OBJECTIVES: To determine the seroprevalence of, and risk factors for, HTLV-I and HTLV-II infection among HIV-infected women and women at high risk for HIV infection.

DESIGN: Cross-sectional analysis of baseline data for women enrolled in the prospective Women's Interagency HIV Study (WIHS).

METHODS: From October 1994 through November 1995, 2657 women from five metropolitan areas in the United States (Chicago, Los Angeles, New York City [two sites], Northern California, and Washington DC) were enrolled in WIHS. An interview-based survey collected data on demographics, behavior, and medical history. HTLV-I and HTLV-II determinations were made using a combined HTLV-I/HTLV-II indirect immunofluorescent antibody (IFA) screening test, an IFA titration specificity test, and individual HTLV-I and HTLV-II confirmatory Western blots. Fisher's exact tests and logistic regression were used to determine univariate and multivariate independent predictors for HTLV-II infection.
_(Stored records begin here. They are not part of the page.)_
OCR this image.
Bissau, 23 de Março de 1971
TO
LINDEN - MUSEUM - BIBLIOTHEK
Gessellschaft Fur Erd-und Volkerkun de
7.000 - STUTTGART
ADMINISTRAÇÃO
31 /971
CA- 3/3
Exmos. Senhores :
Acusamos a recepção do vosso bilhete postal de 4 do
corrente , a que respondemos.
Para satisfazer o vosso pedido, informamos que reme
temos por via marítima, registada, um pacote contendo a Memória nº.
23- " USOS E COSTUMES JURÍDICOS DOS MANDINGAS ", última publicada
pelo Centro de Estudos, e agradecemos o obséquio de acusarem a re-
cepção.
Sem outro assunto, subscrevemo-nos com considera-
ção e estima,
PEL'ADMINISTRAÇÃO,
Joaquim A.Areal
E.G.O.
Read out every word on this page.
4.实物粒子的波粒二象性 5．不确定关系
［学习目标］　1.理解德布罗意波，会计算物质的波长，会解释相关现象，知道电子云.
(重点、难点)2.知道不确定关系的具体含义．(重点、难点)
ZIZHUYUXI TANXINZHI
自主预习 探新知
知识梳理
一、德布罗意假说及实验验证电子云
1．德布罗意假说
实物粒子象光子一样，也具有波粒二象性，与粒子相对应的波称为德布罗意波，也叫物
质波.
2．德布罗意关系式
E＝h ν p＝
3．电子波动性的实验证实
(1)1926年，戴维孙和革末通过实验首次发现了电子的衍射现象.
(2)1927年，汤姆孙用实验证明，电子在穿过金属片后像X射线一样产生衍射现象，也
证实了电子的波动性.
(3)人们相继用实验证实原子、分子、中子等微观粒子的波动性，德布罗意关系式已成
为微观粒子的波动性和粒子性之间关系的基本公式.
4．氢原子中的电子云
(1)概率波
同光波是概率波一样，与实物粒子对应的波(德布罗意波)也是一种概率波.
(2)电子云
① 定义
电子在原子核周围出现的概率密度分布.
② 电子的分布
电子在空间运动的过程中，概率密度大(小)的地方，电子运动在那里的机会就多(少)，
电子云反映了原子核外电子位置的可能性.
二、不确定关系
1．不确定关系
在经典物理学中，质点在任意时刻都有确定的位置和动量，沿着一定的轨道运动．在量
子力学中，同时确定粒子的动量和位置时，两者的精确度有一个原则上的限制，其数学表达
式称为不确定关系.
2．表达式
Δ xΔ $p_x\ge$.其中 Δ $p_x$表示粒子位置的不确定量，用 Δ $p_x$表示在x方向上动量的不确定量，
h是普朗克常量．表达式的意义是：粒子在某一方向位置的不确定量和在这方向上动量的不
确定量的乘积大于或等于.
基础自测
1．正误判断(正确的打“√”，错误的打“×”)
RESULTS: Of 2625 women enrolled in WIHS with confirmed HIV results, 2487 (95%) were tested for HTLV-I and HTLV-II. Of these, 241 (10%) were HTLV-II-seropositive and 13 (0.5%) were HTLV-I-seropositive. On multivariate analysis, independent predictors of HTLV-II infection included injection drug use (OR = 5.2; p < .001), black race (OR = 3.6; p < 0.001), age >35 years (OR = 3.3; p < .001) and a history of sex with a male injecting drug user (OR = 1.9; p < .001). Among women infected with HIV, the seroprevalence of HTLV-II was 11% compared with 6% for women at risk for HIV but not infected (p < .001). However, HIV was not an independent predictor of HTLV-II infection in multivariate analysis.

CONCLUSIONS: This cross-sectional analysis confirms that HTLV-II is found commonly in HIV-infected women and uninfected women at risk for HIV in major urban areas throughout the United States and that HTLV-II is far more common than HTLV-I in these populations. Although injecting drug use is most strongly associated with HTLV-II infection, sexual transmission likely contributes to the high HTLV-II seroprevalence in this cohort.